Why are there vectors that cannot span the Bravais lattice? I'm taking a course in condensed matter physics and have just been introduced to the Bravais lattice.
From a mathematical point of view this could be thought of as a vector space where the scalar multipliers of the spanning set must belong to the integers.
However, to me this does not seem to be quite true. Unlike a regular $n$ dimensional vector space where all sets of $n$ linearly independent vectors belonging to that vector space can span it, there are sets of $n$ linearly independent vectors that cannot span the Bravais lattice.
For example, the image below shows a Bravais lattice and a set of two linearly independent vectors $\{a_1,a_2\}$ that cannot span the lattice.

My question to you is, why is this?
Is it because regular vector spaces require a field, but because the integers don't meant the definition of a field (no multiplicative identity), the Bravais lattice does not behave like a vector space?

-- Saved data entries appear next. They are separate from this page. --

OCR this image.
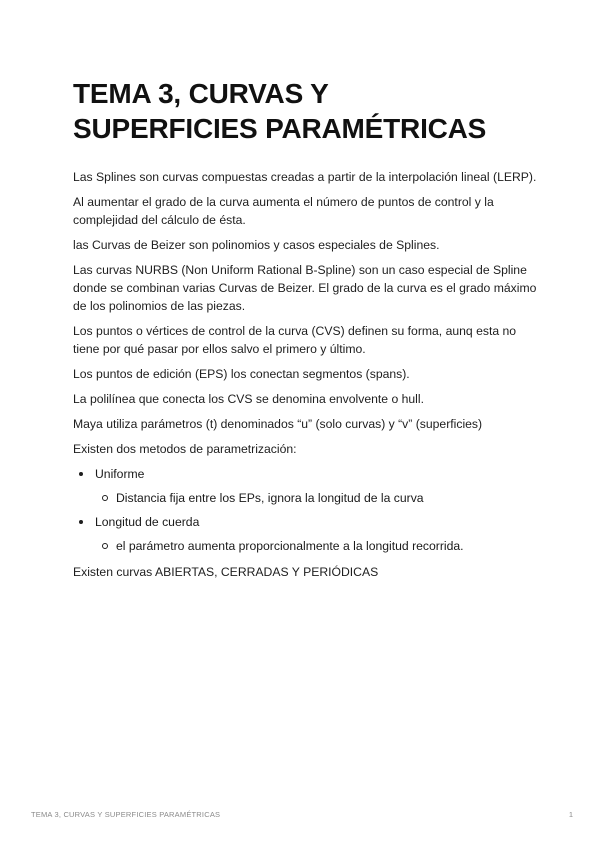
TEMA 3, CURVAS Y
SUPERFICIES PARAMÉTRICAS

Las Splines son curvas compuestas creadas a partir de la interpolación lineal (LERP).

Al aumentar el grado de la curva aumenta el número de puntos de control y la complejidad del cálculo de ésta.

las Curvas de Beizer son polinomios y casos especiales de Splines.

Las curvas NURBS (Non Uniform Rational B-Spline) son un caso especial de Spline donde se combinan varias Curvas de Beizer. El grado de la curva es el grado máximo de los polinomios de las piezas.

Los puntos o vértices de control de la curva (CVS) definen su forma, aunq esta no tiene por qué pasar por ellos salvo el primero y último.

Los puntos de edición (EPS) los conectan segmentos (spans).

La polilínea que conecta los CVS se denomina envolvente o hull.

Maya utiliza parámetros (t) denominados “u” (solo curvas) y “v” (superficies)

Existen dos metodos de parametrización:

Uniforme
Distancia fija entre los EPs, ignora la longitud de la curva
Longitud de cuerda
el parámetro aumenta proporcionalmente a la longitud recorrida.

Existen curvas ABIERTAS, CERRADAS Y PERIÓDICAS

TEMA 3, CURVAS Y SUPERFICIES PARAMÉTRICAS	1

 A: It's not a vector space because the integers don't form a field, because nonzero integers aren't always invertible. The Bravais lattice is only an abelian group, or equivalently a module over $\mathbb{Z}$, and these don't behave quite like vector spaces. As you've seen, it can happen that a maximal linearly independent subset isn't a basis; instead it spans a submodule (in this context "sublattice" might be a more appropriate term) of finite index.
A: Suppose $A$ is a linearly independent set of vectors with the same finite number of elements as a set that spans a given lattice or space. Let $v$ denote a point not in $A$'s span, assuming one exists. In a vector space, we can prove it doesn't with a simple contradiction: $A\cup\{ v\}$ is linearly independent, yet larger than a basis. For the Bravais lattice, this argument fails: while $v=\sum_i c_ia_i$ for an enumeration $a_i$ of $A$ fails for integers $c_i$, $\sum_ic_ia_i+Cv=0$ need not. This is actually where the fact that a vector is over a field of scalars is crucial: with field elements, if $C\ne0$ we can cancel it, which in general is impossible in integers.
A: The vectors cannot span the space due to the discrete values of the scalars which are allowed. If the scalars could take all real values, the vectors could span the whole space. But as you can take only integral multiple of the vectors, they can only span some discrete points.